I temporarily switched the spinner arrow buttons to use RectangularButtonView.flatAppearanceStrategy,. I then ran the sim on iPad2 with ?screens=1&leakStep=8 for 1 hour. There was no perceptible slowdown in the "Sandwiches" screen, only an occasional pause, presumably for GC. So if we can work of the gradient leak problem, I think we're in good shape (for the "Sandwich" screen, anyway). If not, I'll verify with @ycarpenterphet that it's OK to work around the problem by using 'flat' look for the arrow buttons.

pixelzoom commented 9 years ago

I ran the same test on iPad2 with the "Molecules" screen (?screens=2&leakStep=8). It slowed down within 30 seconds. After 20 minutes, it was taking 8 seconds to switch reactions. So there's a different problem in the "Molecules" screen.

There are very few differences between these 2 screens. The differences are:

(1) In "Sandwiches", the icons are scenery.Images. In "Molecules", they are NITROGLYCERIN molecules, which are compositions of scenery-phet.ShadedSphere (scenery.Cirlce with radial gradient).
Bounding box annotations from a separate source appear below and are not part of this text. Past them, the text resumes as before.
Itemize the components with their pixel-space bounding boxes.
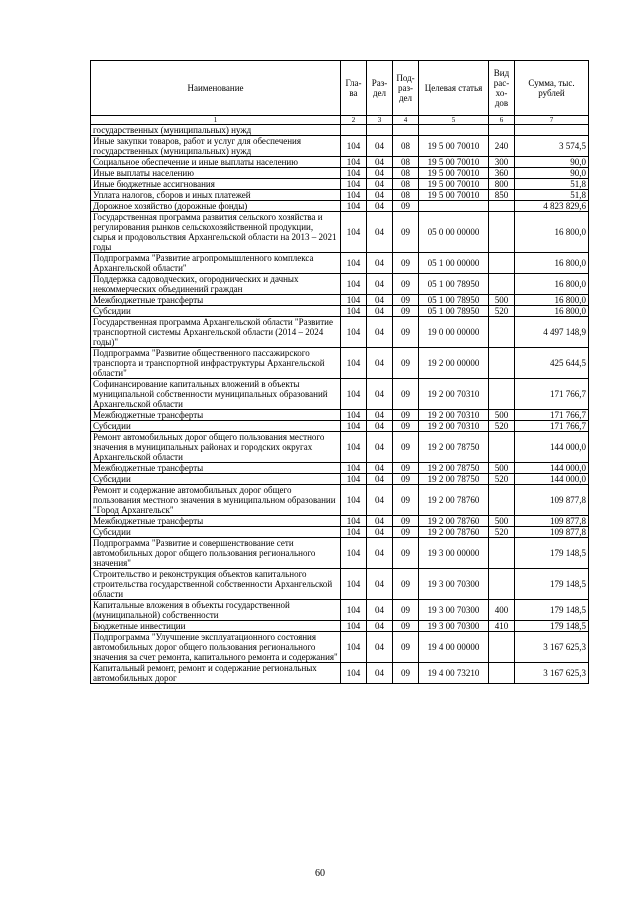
row-chapter: 104	[341, 410, 367, 421]
row-subsection: 08	[393, 168, 419, 179]
row-expense-type	[489, 274, 515, 295]
row-subsection: 09	[393, 317, 419, 348]
row-chapter: 104	[341, 569, 367, 600]
row-subsection: 09	[393, 474, 419, 485]
row-chapter: 104	[341, 463, 367, 474]
row-target: 19 5 00 70010	[419, 136, 489, 157]
table-row	[91, 516, 589, 527]
row-amount: 109 877,8	[515, 527, 589, 538]
header-name: Наименование	[91, 61, 341, 116]
row-subsection: 09	[393, 295, 419, 306]
row-target: 19 5 00 70010	[419, 157, 489, 168]
row-amount: 179 148,5	[515, 621, 589, 632]
header-expense-type: Вид рас-хо-дов	[489, 61, 515, 116]
row-amount: 171 766,7	[515, 421, 589, 432]
row-target: 19 2 00 78750	[419, 474, 489, 485]
row-chapter: 104	[341, 538, 367, 569]
row-target: 05 1 00 78950	[419, 306, 489, 317]
table-row	[91, 348, 589, 379]
row-expense-type	[489, 485, 515, 516]
table-row	[91, 125, 589, 136]
table-row	[91, 463, 589, 474]
row-name: Подпрограмма "Развитие общественного пассажирского транспорта и транспортной инфраструктуры Архангельской области"	[91, 348, 341, 379]
table-row	[91, 136, 589, 157]
row-name: Капитальные вложения в объекты государственной (муниципальной) собственности	[91, 600, 341, 621]
row-expense-type	[489, 569, 515, 600]
row-chapter: 104	[341, 136, 367, 157]
row-expense-type: 360	[489, 168, 515, 179]
row-subsection: 09	[393, 348, 419, 379]
table-row	[91, 379, 589, 410]
row-section: 04	[367, 538, 393, 569]
column-number: 4	[393, 116, 419, 125]
row-name: Подпрограмма "Развитие агропромышленного комплекса Архангельской области"	[91, 253, 341, 274]
row-section: 04	[367, 295, 393, 306]
table-row	[91, 212, 589, 253]
row-name: Бюджетные инвестиции	[91, 621, 341, 632]
row-expense-type: 500	[489, 410, 515, 421]
row-name: Иные закупки товаров, работ и услуг для обеспечения государственных (муниципальных) нужд	[91, 136, 341, 157]
row-target: 19 2 00 70310	[419, 379, 489, 410]
row-subsection: 09	[393, 410, 419, 421]
row-chapter: 104	[341, 253, 367, 274]
table-row	[91, 201, 589, 212]
row-subsection: 09	[393, 516, 419, 527]
row-target	[419, 201, 489, 212]
row-expense-type: 500	[489, 463, 515, 474]
row-expense-type	[489, 663, 515, 684]
row-section: 04	[367, 474, 393, 485]
table-row	[91, 569, 589, 600]
row-name: Подпрограмма "Развитие и совершенствование сети автомобильных дорог общего пользования регионального значения"	[91, 538, 341, 569]
row-section: 04	[367, 274, 393, 295]
row-section: 04	[367, 421, 393, 432]
row-name: Ремонт и содержание автомобильных дорог общего пользования местного значения в муниципальном образовании "Город Архангельск"	[91, 485, 341, 516]
header-subsection: Под-раз-дел	[393, 61, 419, 116]
row-chapter: 104	[341, 379, 367, 410]
row-name: Государственная программа Архангельской области "Развитие транспортной системы Архангельской области (2014 – 2024 годы)"	[91, 317, 341, 348]
row-amount: 51,8	[515, 190, 589, 201]
table-row	[91, 432, 589, 463]
row-amount: 144 000,0	[515, 463, 589, 474]
row-expense-type: 520	[489, 306, 515, 317]
row-amount: 90,0	[515, 168, 589, 179]
row-name: Субсидии	[91, 474, 341, 485]
row-target: 19 0 00 00000	[419, 317, 489, 348]
table-row	[91, 621, 589, 632]
row-chapter: 104	[341, 485, 367, 516]
row-subsection: 09	[393, 274, 419, 295]
row-name: Поддержка садоводческих, огороднических и дачных некоммерческих объединений граждан	[91, 274, 341, 295]
row-name: Субсидии	[91, 306, 341, 317]
row-chapter: 104	[341, 201, 367, 212]
row-section: 04	[367, 569, 393, 600]
table-row	[91, 632, 589, 663]
row-amount: 51,8	[515, 179, 589, 190]
row-chapter: 104	[341, 421, 367, 432]
row-subsection: 09	[393, 538, 419, 569]
row-section: 04	[367, 168, 393, 179]
table-row	[91, 600, 589, 621]
row-expense-type	[489, 212, 515, 253]
row-name: Ремонт автомобильных дорог общего пользования местного значения в муниципальных районах и городских округах Архангельской области	[91, 432, 341, 463]
row-amount: 109 877,8	[515, 516, 589, 527]
row-section: 04	[367, 136, 393, 157]
row-expense-type: 410	[489, 621, 515, 632]
row-name: Капитальный ремонт, ремонт и содержание региональных автомобильных дорог	[91, 663, 341, 684]
row-expense-type: 400	[489, 600, 515, 621]
row-chapter: 104	[341, 179, 367, 190]
row-amount: 144 000,0	[515, 432, 589, 463]
column-number: 5	[419, 116, 489, 125]
row-subsection: 08	[393, 136, 419, 157]
row-section: 04	[367, 212, 393, 253]
row-amount: 16 800,0	[515, 295, 589, 306]
row-name: Уплата налогов, сборов и иных платежей	[91, 190, 341, 201]
table-row	[91, 179, 589, 190]
row-section	[367, 125, 393, 136]
row-chapter: 104	[341, 621, 367, 632]
row-chapter: 104	[341, 474, 367, 485]
row-amount: 179 148,5	[515, 600, 589, 621]
row-name: государственных (муниципальных) нужд	[91, 125, 341, 136]
table-row	[91, 663, 589, 684]
row-chapter: 104	[341, 274, 367, 295]
table-body	[91, 125, 589, 684]
row-amount	[515, 125, 589, 136]
row-section: 04	[367, 463, 393, 474]
table-row	[91, 168, 589, 179]
row-target: 19 2 00 78760	[419, 527, 489, 538]
row-amount: 90,0	[515, 157, 589, 168]
row-target: 19 4 00 73210	[419, 663, 489, 684]
row-chapter: 104	[341, 157, 367, 168]
header-amount: Сумма, тыс. рублей	[515, 61, 589, 116]
row-name: Подпрограмма "Улучшение эксплуатационного состояния автомобильных дорог общего пользования регионального значения за счет ремонта, капитального ремонта и содержания"	[91, 632, 341, 663]
row-chapter: 104	[341, 190, 367, 201]
row-target: 19 2 00 78750	[419, 432, 489, 463]
row-subsection: 09	[393, 432, 419, 463]
row-subsection: 09	[393, 463, 419, 474]
table-row	[91, 157, 589, 168]
row-target: 19 2 00 00000	[419, 348, 489, 379]
row-section: 04	[367, 348, 393, 379]
row-subsection: 09	[393, 212, 419, 253]
row-target: 19 4 00 00000	[419, 632, 489, 663]
row-subsection: 09	[393, 600, 419, 621]
table-row	[91, 527, 589, 538]
row-chapter: 104	[341, 348, 367, 379]
row-target: 19 2 00 70310	[419, 410, 489, 421]
row-target: 19 3 00 70300	[419, 621, 489, 632]
row-section: 04	[367, 600, 393, 621]
row-expense-type	[489, 632, 515, 663]
row-chapter: 104	[341, 317, 367, 348]
row-expense-type	[489, 201, 515, 212]
table-row	[91, 538, 589, 569]
row-target: 19 2 00 78760	[419, 516, 489, 527]
row-name: Иные выплаты населению	[91, 168, 341, 179]
row-target: 19 3 00 00000	[419, 538, 489, 569]
row-name: Межбюджетные трансферты	[91, 410, 341, 421]
row-chapter: 104	[341, 212, 367, 253]
row-subsection: 08	[393, 157, 419, 168]
row-section: 04	[367, 379, 393, 410]
row-chapter: 104	[341, 306, 367, 317]
row-chapter: 104	[341, 663, 367, 684]
row-subsection	[393, 125, 419, 136]
row-amount: 425 644,5	[515, 348, 589, 379]
row-amount: 3 167 625,3	[515, 632, 589, 663]
row-expense-type: 500	[489, 295, 515, 306]
row-target: 19 3 00 70300	[419, 600, 489, 621]
row-section: 04	[367, 485, 393, 516]
row-name: Строительство и реконструкция объектов капитального строительства государственной собственности Архангельской области	[91, 569, 341, 600]
row-section: 04	[367, 179, 393, 190]
column-number: 1	[91, 116, 341, 125]
row-target: 19 2 00 78760	[419, 485, 489, 516]
row-expense-type	[489, 253, 515, 274]
row-target: 05 1 00 78950	[419, 295, 489, 306]
row-subsection: 09	[393, 201, 419, 212]
row-subsection: 09	[393, 379, 419, 410]
table-row	[91, 274, 589, 295]
row-subsection: 08	[393, 190, 419, 201]
column-number: 7	[515, 116, 589, 125]
page-number: 60	[315, 868, 325, 879]
row-amount: 171 766,7	[515, 379, 589, 410]
row-chapter: 104	[341, 527, 367, 538]
column-number: 2	[341, 116, 367, 125]
row-amount: 144 000,0	[515, 474, 589, 485]
row-expense-type	[489, 125, 515, 136]
row-amount: 179 148,5	[515, 538, 589, 569]
row-expense-type	[489, 317, 515, 348]
row-name: Софинансирование капитальных вложений в объекты муниципальной собственности муниципальных образований Архангельской области	[91, 379, 341, 410]
row-target: 05 1 00 00000	[419, 253, 489, 274]
row-name: Межбюджетные трансферты	[91, 516, 341, 527]
row-section: 04	[367, 516, 393, 527]
table-row	[91, 253, 589, 274]
row-subsection: 09	[393, 421, 419, 432]
row-section: 04	[367, 253, 393, 274]
row-expense-type: 500	[489, 516, 515, 527]
row-section: 04	[367, 317, 393, 348]
row-amount: 16 800,0	[515, 274, 589, 295]
table-row	[91, 421, 589, 432]
row-subsection: 09	[393, 621, 419, 632]
table-row	[91, 410, 589, 421]
row-amount: 109 877,8	[515, 485, 589, 516]
table-row	[91, 190, 589, 201]
row-amount: 3 574,5	[515, 136, 589, 157]
row-section: 04	[367, 190, 393, 201]
header-row	[91, 61, 589, 116]
row-chapter: 104	[341, 168, 367, 179]
row-expense-type: 300	[489, 157, 515, 168]
column-number: 6	[489, 116, 515, 125]
row-name: Социальное обеспечение и иные выплаты населению	[91, 157, 341, 168]
row-subsection: 09	[393, 527, 419, 538]
row-subsection: 09	[393, 485, 419, 516]
row-subsection: 09	[393, 663, 419, 684]
row-expense-type	[489, 348, 515, 379]
column-number: 3	[367, 116, 393, 125]
row-expense-type: 240	[489, 136, 515, 157]
column-number-row	[91, 116, 589, 125]
row-amount: 171 766,7	[515, 410, 589, 421]
row-expense-type: 520	[489, 474, 515, 485]
row-section: 04	[367, 410, 393, 421]
row-name: Иные бюджетные ассигнования	[91, 179, 341, 190]
row-section: 04	[367, 632, 393, 663]
table-row	[91, 474, 589, 485]
row-amount: 16 800,0	[515, 253, 589, 274]
row-target	[419, 125, 489, 136]
row-amount: 4 497 148,9	[515, 317, 589, 348]
row-name: Межбюджетные трансферты	[91, 295, 341, 306]
row-name: Субсидии	[91, 421, 341, 432]
row-expense-type	[489, 379, 515, 410]
row-amount: 3 167 625,3	[515, 663, 589, 684]
row-chapter: 104	[341, 600, 367, 621]
row-name: Дорожное хозяйство (дорожные фонды)	[91, 201, 341, 212]
row-subsection: 09	[393, 569, 419, 600]
row-amount: 16 800,0	[515, 212, 589, 253]
row-expense-type: 800	[489, 179, 515, 190]
row-subsection: 09	[393, 306, 419, 317]
row-target: 19 5 00 70010	[419, 168, 489, 179]
header-chapter: Гла-ва	[341, 61, 367, 116]
row-expense-type	[489, 538, 515, 569]
row-chapter: 104	[341, 295, 367, 306]
table-row	[91, 317, 589, 348]
row-amount: 179 148,5	[515, 569, 589, 600]
row-section: 04	[367, 157, 393, 168]
row-name: Государственная программа развития сельского хозяйства и регулирования рынков сельскохозяйственной продукции, сырья и продовольствия Архангельской области на 2013 – 2021 годы	[91, 212, 341, 253]
header-section: Раз-дел	[367, 61, 393, 116]
budget-table	[90, 60, 589, 684]
row-expense-type: 520	[489, 421, 515, 432]
row-expense-type: 850	[489, 190, 515, 201]
header-target: Целевая статья	[419, 61, 489, 116]
row-target: 19 2 00 70310	[419, 421, 489, 432]
table-row	[91, 295, 589, 306]
row-subsection: 09	[393, 253, 419, 274]
row-section: 04	[367, 432, 393, 463]
row-name: Межбюджетные трансферты	[91, 463, 341, 474]
row-section: 04	[367, 621, 393, 632]
row-subsection: 08	[393, 179, 419, 190]
row-section: 04	[367, 201, 393, 212]
row-target: 19 2 00 78750	[419, 463, 489, 474]
row-amount: 4 823 829,6	[515, 201, 589, 212]
row-target: 19 3 00 70300	[419, 569, 489, 600]
row-target: 19 5 00 70010	[419, 179, 489, 190]
row-section: 04	[367, 527, 393, 538]
row-chapter: 104	[341, 432, 367, 463]
table-row	[91, 485, 589, 516]
row-chapter: 104	[341, 632, 367, 663]
row-name: Субсидии	[91, 527, 341, 538]
table-row	[91, 306, 589, 317]
row-expense-type: 520	[489, 527, 515, 538]
row-section: 04	[367, 306, 393, 317]
row-target: 05 1 00 78950	[419, 274, 489, 295]
row-amount: 16 800,0	[515, 306, 589, 317]
row-chapter	[341, 125, 367, 136]
row-target: 19 5 00 70010	[419, 190, 489, 201]
row-section: 04	[367, 663, 393, 684]
row-expense-type	[489, 432, 515, 463]
row-target: 05 0 00 00000	[419, 212, 489, 253]
row-subsection: 09	[393, 632, 419, 663]
row-chapter: 104	[341, 516, 367, 527]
(2) In the "Molecules" screen, chemical symbols are displayed using scenery-phet.SubSupText.

pixelzoom commented 9 years ago

Comparing heap snapshots for the "Molecules" screen shows large numbers of SVGRadialGradientElement and SVGStopElement (gradient color stops), with "# Deleted" zero for both. So it looks like Scenery's radial gradients are also leaking. Tracking in https://github.com/phetsims/scenery/issues/328

pixelzoom commented 9 years ago

Note that a leak in radial gradients will also affect the "Game" screen, since it also displays NITROGLYCERIN molecules.
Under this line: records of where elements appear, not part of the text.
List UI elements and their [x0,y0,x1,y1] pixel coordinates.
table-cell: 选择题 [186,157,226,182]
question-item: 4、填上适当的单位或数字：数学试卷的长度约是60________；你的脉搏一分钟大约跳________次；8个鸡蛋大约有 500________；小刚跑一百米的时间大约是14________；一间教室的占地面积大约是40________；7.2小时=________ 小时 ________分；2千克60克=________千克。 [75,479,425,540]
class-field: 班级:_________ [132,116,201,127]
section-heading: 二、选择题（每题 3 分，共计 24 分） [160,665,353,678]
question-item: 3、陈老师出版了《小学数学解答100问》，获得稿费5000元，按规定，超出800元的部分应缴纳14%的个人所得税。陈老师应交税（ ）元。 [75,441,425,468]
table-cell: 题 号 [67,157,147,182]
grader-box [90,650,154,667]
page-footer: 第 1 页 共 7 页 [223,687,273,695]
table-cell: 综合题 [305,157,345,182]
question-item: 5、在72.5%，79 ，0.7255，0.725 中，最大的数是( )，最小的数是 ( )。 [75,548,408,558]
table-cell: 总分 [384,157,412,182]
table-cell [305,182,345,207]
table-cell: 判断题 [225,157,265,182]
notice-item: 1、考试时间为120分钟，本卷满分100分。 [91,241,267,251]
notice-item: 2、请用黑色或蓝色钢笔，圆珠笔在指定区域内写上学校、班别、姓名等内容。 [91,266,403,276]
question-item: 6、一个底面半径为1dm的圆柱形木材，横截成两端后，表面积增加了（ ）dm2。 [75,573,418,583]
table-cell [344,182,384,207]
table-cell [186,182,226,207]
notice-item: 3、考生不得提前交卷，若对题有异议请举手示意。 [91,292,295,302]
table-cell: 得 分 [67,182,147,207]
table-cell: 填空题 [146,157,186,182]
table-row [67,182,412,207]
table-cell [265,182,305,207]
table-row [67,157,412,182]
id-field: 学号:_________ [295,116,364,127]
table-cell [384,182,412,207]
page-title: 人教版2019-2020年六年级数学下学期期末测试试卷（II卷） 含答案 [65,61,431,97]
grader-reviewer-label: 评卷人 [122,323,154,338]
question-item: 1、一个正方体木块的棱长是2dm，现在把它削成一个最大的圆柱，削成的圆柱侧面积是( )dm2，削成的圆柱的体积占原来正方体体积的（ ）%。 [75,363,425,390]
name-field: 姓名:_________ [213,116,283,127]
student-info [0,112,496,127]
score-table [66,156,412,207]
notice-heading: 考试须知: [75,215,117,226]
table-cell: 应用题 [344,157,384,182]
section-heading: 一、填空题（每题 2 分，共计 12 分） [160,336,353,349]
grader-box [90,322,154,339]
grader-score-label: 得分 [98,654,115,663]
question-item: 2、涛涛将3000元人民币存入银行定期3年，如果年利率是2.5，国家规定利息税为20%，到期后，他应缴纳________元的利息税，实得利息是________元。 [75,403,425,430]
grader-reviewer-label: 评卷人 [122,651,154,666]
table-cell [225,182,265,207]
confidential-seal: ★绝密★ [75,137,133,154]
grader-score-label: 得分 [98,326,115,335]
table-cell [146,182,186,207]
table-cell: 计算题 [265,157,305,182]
pixelzoom commented 9 years ago

A leak in radial gradients also affects the "Balancing Chemical Equations" sim, which dynamically adds and removes NITROGLYCERIN molecule nodes from the scene graph.

ycarpenterphet commented 9 years ago

It sounds like the gradient vs. flat buttons is not the only issue - but let me know if you need feedback on the flat appearance for buttons (and if so, please attach either a dev link or a screenshot so I can view the difference). Thanks!
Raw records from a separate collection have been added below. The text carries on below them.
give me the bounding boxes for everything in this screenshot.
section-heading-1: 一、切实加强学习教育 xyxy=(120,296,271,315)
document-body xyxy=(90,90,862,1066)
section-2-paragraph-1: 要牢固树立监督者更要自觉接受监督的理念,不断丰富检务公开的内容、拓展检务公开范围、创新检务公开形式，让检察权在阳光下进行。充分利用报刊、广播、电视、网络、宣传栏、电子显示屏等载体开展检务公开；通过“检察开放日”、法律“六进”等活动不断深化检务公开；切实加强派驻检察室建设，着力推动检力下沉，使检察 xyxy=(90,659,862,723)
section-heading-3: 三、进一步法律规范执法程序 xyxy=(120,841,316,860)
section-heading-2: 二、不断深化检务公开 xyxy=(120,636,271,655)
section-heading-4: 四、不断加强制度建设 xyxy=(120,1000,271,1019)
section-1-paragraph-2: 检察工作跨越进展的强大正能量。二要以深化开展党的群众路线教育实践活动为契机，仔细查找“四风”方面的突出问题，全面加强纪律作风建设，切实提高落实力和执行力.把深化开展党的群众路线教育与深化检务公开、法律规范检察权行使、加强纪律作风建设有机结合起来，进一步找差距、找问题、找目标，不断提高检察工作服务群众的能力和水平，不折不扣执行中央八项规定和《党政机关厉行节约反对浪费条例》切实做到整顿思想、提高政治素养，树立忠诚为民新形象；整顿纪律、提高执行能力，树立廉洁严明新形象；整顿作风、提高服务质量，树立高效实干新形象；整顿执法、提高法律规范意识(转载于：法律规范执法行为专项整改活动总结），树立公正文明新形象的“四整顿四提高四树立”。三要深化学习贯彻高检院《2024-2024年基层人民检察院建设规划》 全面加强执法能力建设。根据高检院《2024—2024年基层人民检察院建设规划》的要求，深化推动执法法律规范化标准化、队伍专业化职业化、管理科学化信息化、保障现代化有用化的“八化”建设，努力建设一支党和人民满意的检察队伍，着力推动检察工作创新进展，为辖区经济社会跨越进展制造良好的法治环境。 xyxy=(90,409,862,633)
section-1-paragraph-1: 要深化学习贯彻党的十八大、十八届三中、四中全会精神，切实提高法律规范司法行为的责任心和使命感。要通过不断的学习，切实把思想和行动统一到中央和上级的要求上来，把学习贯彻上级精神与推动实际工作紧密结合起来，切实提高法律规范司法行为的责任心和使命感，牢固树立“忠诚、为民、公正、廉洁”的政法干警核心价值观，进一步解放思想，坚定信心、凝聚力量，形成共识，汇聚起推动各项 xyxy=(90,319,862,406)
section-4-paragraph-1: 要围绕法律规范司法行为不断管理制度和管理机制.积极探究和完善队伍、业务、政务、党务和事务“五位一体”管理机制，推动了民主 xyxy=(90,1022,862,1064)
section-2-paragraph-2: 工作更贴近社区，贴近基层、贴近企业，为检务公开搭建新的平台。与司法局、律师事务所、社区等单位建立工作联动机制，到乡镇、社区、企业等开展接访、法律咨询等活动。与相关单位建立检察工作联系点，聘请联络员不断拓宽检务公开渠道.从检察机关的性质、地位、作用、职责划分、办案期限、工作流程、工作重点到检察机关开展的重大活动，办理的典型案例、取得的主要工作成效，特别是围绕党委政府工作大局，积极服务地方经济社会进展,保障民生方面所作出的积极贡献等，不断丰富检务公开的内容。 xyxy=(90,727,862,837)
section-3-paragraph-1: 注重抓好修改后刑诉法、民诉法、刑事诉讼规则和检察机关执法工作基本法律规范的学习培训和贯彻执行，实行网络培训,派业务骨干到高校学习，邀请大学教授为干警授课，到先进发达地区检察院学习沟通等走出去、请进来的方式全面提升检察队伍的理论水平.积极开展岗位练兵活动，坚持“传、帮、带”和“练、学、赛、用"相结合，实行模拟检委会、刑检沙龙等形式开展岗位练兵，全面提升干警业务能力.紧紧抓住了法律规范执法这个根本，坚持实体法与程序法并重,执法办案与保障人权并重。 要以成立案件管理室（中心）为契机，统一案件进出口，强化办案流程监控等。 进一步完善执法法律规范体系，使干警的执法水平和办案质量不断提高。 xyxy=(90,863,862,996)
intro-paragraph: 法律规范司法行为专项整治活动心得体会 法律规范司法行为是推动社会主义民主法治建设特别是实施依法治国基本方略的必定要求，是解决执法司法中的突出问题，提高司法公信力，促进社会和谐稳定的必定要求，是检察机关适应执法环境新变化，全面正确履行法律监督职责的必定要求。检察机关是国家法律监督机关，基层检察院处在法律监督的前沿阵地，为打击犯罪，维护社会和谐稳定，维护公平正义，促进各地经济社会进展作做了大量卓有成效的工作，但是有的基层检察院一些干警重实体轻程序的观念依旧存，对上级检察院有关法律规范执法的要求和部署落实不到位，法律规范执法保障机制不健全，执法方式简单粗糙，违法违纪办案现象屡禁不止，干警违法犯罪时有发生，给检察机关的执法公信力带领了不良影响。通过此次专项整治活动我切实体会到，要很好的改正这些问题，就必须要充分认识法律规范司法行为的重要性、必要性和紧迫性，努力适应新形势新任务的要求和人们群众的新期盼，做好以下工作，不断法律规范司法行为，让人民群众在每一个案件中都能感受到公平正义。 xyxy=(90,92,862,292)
pixelzoom commented 9 years ago

To confirm that the leak in "Molecules" screen is due to scenery.RadialGradient, I removed the RadialGradient by changing this line in scenery-phet.ShadedSphereLine:

29 options.fill = 'red';

This makes all of the atoms 'red'. Re-running the test (?screens=2&leakStep=8), there is no noticeable slowdown on iPad2 after 10 minutes. (With RadialGradient, the sim started to slow down after 30 seconds.) There are also no SVGRadialGradientElement or SVGStopElement objects in the heap comparison.

Unlike the "Sandwiches" screen, there is no easy workaround for this. RadialGradient is essential to the look of atoms. I suppose we could create 1 of each molecule and convert them to images (living with the leakage for that one set of molecules). But since this also impacts Balancing Chemical Equations, it seems like this should be fixed in Scenery 0.1.

pixelzoom commented 9 years ago

@jonathanolson said:

See phetsims/scenery#328 (comment) for information about the fix applied to Scenery.

Right now, it just looks like ArrowButton has two fillKept nodes with linear gradients that is leaking. If you want to test with fillKept off, replace the setFillKept() setter in Fillable.js (Scenery) with

this._fillKept = false;

pixelzoom commented 9 years ago

Thanks for fixing scenery. Note that setting fillKept=false for ArrowButton does not totally resolve the issue. See https://github.com/phetsims/sun/issues/146. The buttonAppearanceStrategy for all sun buttons creates something called overlayForHorizGradient, whose fillKept=true, and no reference is kept to it in the button. So this will continue to leak after fillKept is set to false for the button.

pixelzoom commented 9 years ago

I fixed sun buttons (see https://github.com/phetsims/sun/issues/146) and did heap-snapshot comparisons in Chrome. I see no memory leaks in any of the screens.

pixelzoom commented 9 years ago

I removed the leakStep query parameter and related code.

All memory leaks addressed, closing.